Stevens et al suggest you try using them for two months and see the difference they make to your happiness. On average they made the citizens of Slough 33% happier, so they can work for you too. Let us know how you get on.

Saturday, 7 April 2007

Counting Kindnesses and Happiness

This is fascinating stuff...you may recall our blog a few weeks ago about how counting your blessings can make you happier. Well I have stumbled across another article about counting, this time in the Journal of Happiness Studies; the focus is on how counting your kindnesses can increase your level of happiness.

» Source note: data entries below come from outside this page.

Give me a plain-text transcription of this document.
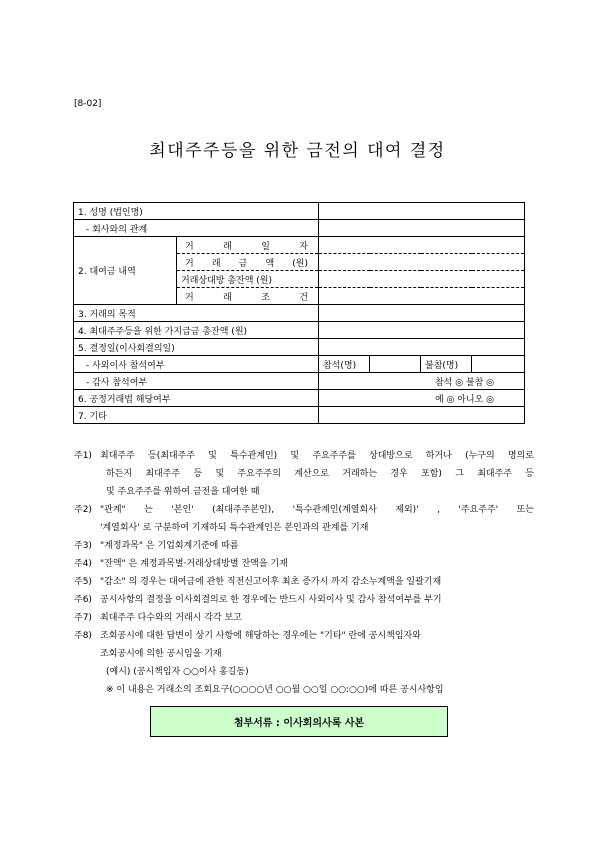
[8-02]
최대주주등을 위한 금전의 대여 결정
1. 성명 (법인명)					
- 회사와의 관계					
2. 대여금 내역	거 래 일 자				

	거 래 금 액 (원)				

	거래상대방 총잔액 (원)				

	거 래 조 건				

3. 거래의 목적					
4. 최대주주등을 위한 가지급금 총잔액 (원)					
5. 결정일(이사회결의일)					
- 사외이사 참석여부		참석(명)		불참(명)	
- 감사 참석여부		참석 ◎ 불참 ◎			
6. 공정거래법 해당여부		예 ◎ 아니오 ◎			
7. 기타					
주1) 최대주주 등(최대주주 및 특수관계인) 및 주요주주를 상대방으로 하거나 (누구의 명의로
하든지 최대주주 등 및 주요주주의 계산으로 거래하는 경우 포함) 그 최대주주 등
및 주요주주를 위하여 금전을 대여한 때
주2) "관계" 는 '본인' (최대주주본인), '특수관계인(계열회사 제외)' , '주요주주' 또는
'계열회사' 로 구분하여 기재하되 특수관계인은 본인과의 관계를 기재
주3) "계정과목" 은 기업회계기준에 따름
주4) "잔액" 은 계정과목별·거래상대방별 잔액을 기재
주5) "감소" 의 경우는 대여금에 관한 직전신고이후 최초 증가시 까지 감소누계액을 일괄기재
주6) 공시사항의 결정을 이사회결의로 한 경우에는 반드시 사외이사 및 감사 참석여부를 부기
주7) 최대주주 다수와의 거래시 각각 보고
주8) 조회공시에 대한 답변이 상기 사항에 해당하는 경우에는 "기타" 란에 공시책임자와
조회공시에 의한 공시임을 기재
(예시) (공시책임자 ○○이사 홍길동)
※ 이 내용은 거래소의 조회요구(○○○○년 ○○월 ○○일 ○○:○○)에 따른 공시사항임
첨부서류 : 이사회의사록 사본
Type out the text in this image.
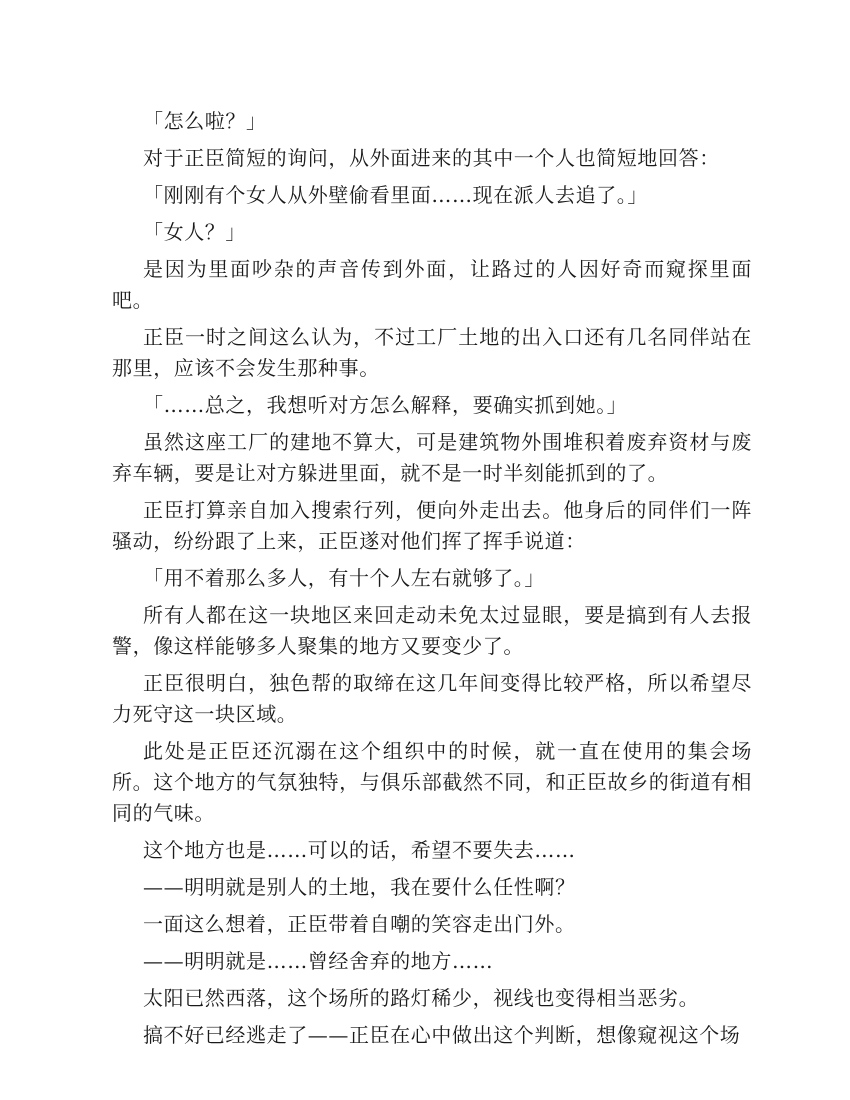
「怎么啦？」

对于正臣简短的询问，从外面进来的其中一个人也简短地回答：

「刚刚有个女人从外壁偷看里面……现在派人去追了。」

「女人？」

是因为里面吵杂的声音传到外面，让路过的人因好奇而窥探里面吧。

正臣一时之间这么认为，不过工厂土地的出入口还有几名同伴站在那里，应该不会发生那种事。

「……总之，我想听对方怎么解释，要确实抓到她。」

虽然这座工厂的建地不算大，可是建筑物外围堆积着废弃资材与废弃车辆，要是让对方躲进里面，就不是一时半刻能抓到的了。

正臣打算亲自加入搜索行列，便向外走出去。他身后的同伴们一阵骚动，纷纷跟了上来，正臣遂对他们挥了挥手说道：

「用不着那么多人，有十个人左右就够了。」

所有人都在这一块地区来回走动未免太过显眼，要是搞到有人去报警，像这样能够多人聚集的地方又要变少了。

正臣很明白，独色帮的取缔在这几年间变得比较严格，所以希望尽力死守这一块区域。

此处是正臣还沉溺在这个组织中的时候，就一直在使用的集会场所。这个地方的气氛独特，与俱乐部截然不同，和正臣故乡的街道有相同的气味。

这个地方也是……可以的话，希望不要失去……

——明明就是别人的土地，我在要什么任性啊？

一面这么想着，正臣带着自嘲的笑容走出门外。

——明明就是……曾经舍弃的地方……

太阳已然西落，这个场所的路灯稀少，视线也变得相当恶劣。

搞不好已经逃走了——正臣在心中做出这个判断，想像窥视这个场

"Simply by counting acts of kindness for one week, people appear to have become happier and more grateful" (say Otake, Shimai, Tanaka-Matsumi, Otsui and Fredrickson, Nov 2006).

'This is too good to be true', I hear your cry, 'surely it can't be that simple?'... Well, it would seem that there's no catch.... Only that you have to be a) happy and b) kind to start with... Oh and c) you have to be able to count. Ah, I knew those years I spent number-crunching would come in useful sometime...

Thursday, 8 March 2007

Counting your blessings and Writing Wrongs– how to increase your well-being

When Jenny and I were completing our Certified NLP Practitioner’s course, one of the exercises we were required to do was to write a Daily Journal. Part of the Daily Journal focussed on confirming 3 outcomes for the following day, the other part focussed on reviewing the past 24 hours, identifying the best bits and the learning points. John Seymour , our trainer, was confident that this exercise would make a difference to our lives, and informal research amongst our peer group at the time confirmed this to be the case.

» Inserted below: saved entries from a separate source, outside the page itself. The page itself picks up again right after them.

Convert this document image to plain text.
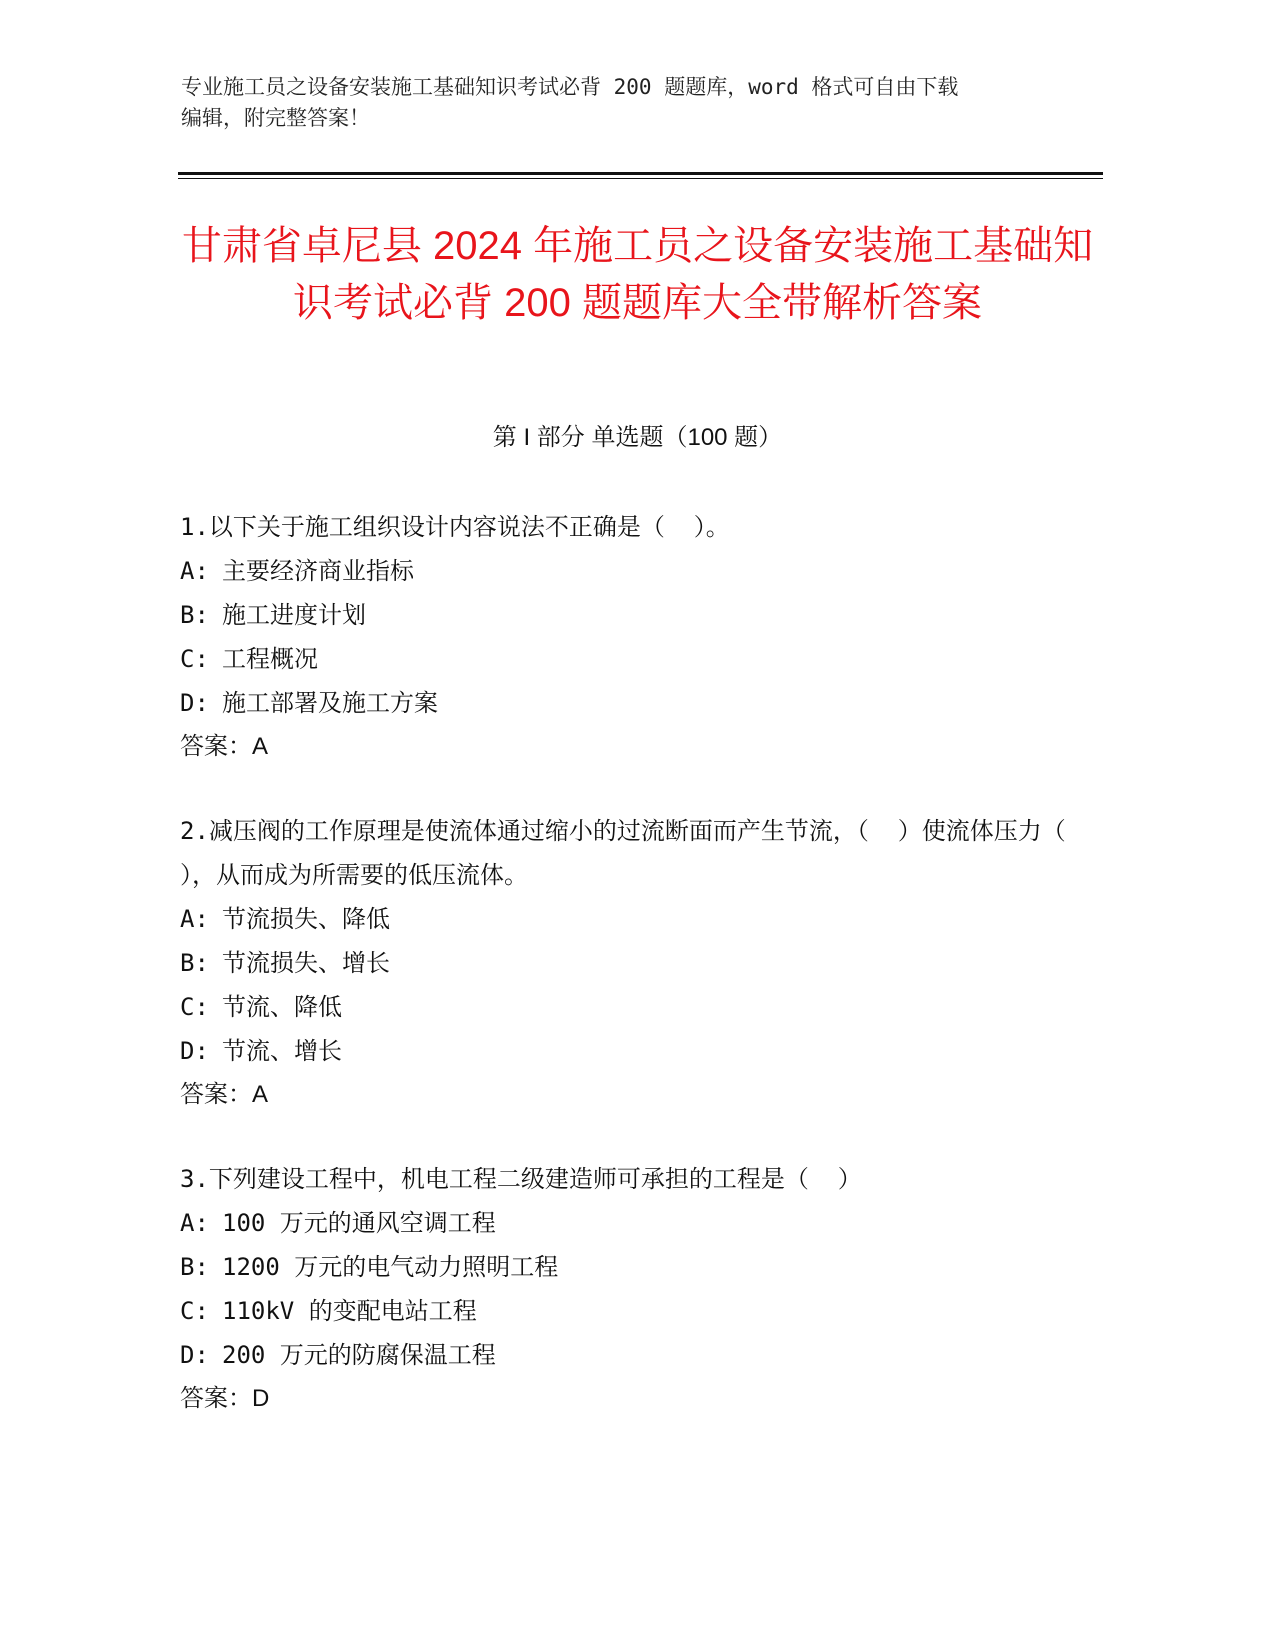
专业施工员之设备安装施工基础知识考试必背 200 题题库，word 格式可自由下载
编辑，附完整答案！
甘肃省卓尼县 2024 年施工员之设备安装施工基础知识考试必背 200 题题库大全带解析答案
第 I 部分 单选题（100 题）
1.以下关于施工组织设计内容说法不正确是（  ）。
A: 主要经济商业指标
B: 施工进度计划
C: 工程概况
D: 施工部署及施工方案
答案：A
2.减压阀的工作原理是使流体通过缩小的过流断面而产生节流，（  ）使流体压力（  ），从而成为所需要的低压流体。
A: 节流损失、降低
B: 节流损失、增长
C: 节流、降低
D: 节流、增长
答案：A
3.下列建设工程中，机电工程二级建造师可承担的工程是（  ）
A: 100 万元的通风空调工程
B: 1200 万元的电气动力照明工程
C: 110kV 的变配电站工程
D: 200 万元的防腐保温工程
答案：D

Around the time I started writing my journal, I read an article, ‘Writing Wrongs’ , in the first issue of Psychologies magazine by Professor David Servan-Schreiber of the University of Pittsburgh School of Medicine. In the article, about the value of writing things down, he quoted a clinical study which showed that “...those (patients) who had spent just 20 minutes a day writing about their problems, for three days in a row, were feeling better, taking fewer drugs to relieve their symptoms and seeing their doctor less often”. His ‘journal rules’ are as follows:

1. The journal must remain strictly confidential
2. It must be honest (don’t waste time lying to yourself)
3. You must write it on a regular basis…and stick to your timetable.

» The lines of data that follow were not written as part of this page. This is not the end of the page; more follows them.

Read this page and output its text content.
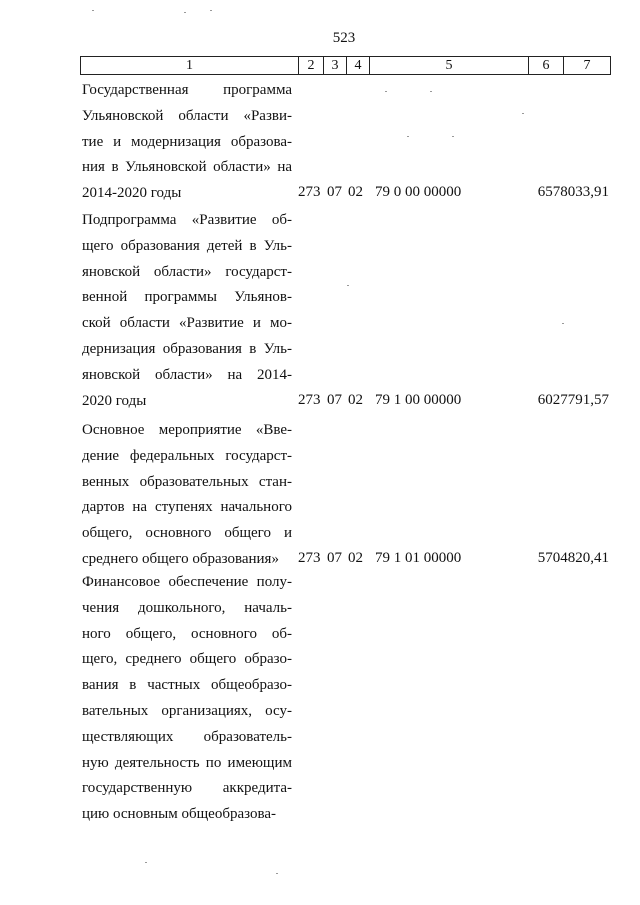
523
1	2	3	4	5	6	7
Государственная программа
Ульяновской области «Разви-
тие и модернизация образова-
ния в Ульяновской области» на
2014-2020 годы	273 07 02 79 0 00 00000	6578033,91
Подпрограмма «Развитие об-
щего образования детей в Уль-
яновской области» государст-
венной программы Ульянов-
ской области «Развитие и мо-
дернизация образования в Уль-
яновской области» на 2014-
2020 годы	273 07 02 79 1 00 00000	6027791,57
Основное мероприятие «Вве-
дение федеральных государст-
венных образовательных стан-
дартов на ступенях начального
общего, основного общего и
среднего общего образования»	273 07 02 79 1 01 00000	5704820,41
Финансовое обеспечение полу-
чения дошкольного, началь-
ного общего, основного об-
щего, среднего общего образо-
вания в частных общеобразо-
вательных организациях, осу-
ществляющих образователь-
ную деятельность по имеющим
государственную аккредита-
цию основным общеобразова-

As a Positive Psychology student, my interest is weighted more towards counting my blessings than writing about the negatives. Nevertheless, I don’t doubt the value of ‘Writing Wrongs’ in specific contexts (and, interestingly, I thought Servan-Schreiber’s explanation of the impact of the process of writing on images stored in the brain made sense of why NLP works).

If, like me, you are keener to try identifying good things in your life than you are to dwell on the bad things, here are the instructions for a 10-15 minute exercise, courtesy of Chris Peterson*

1. At the end of each day, before going to sleep, write down 3 things that went well during the day. Do this every night for 1 week.
2. The 3 things can be of relatively small importance (my friend told me a brilliant joke) or relatively large importance (my friend just got married).
3. After each positive thing, answer in your own words the question “Why did this good thing happen?”

You may be interested to know that Peterson’s own research shows that if you continue to do this exercise beyond the suggested 1 week, you can increase your happiness and decrease your symptoms of depression over the long-term. 10-15 minutes of your time every day doesn’t seem like a lot to ask for such a reward, does it? Go on, have a go, you know you’re worth it....

* Peterson, C, A Primer in Positive Psychology(2006) p38.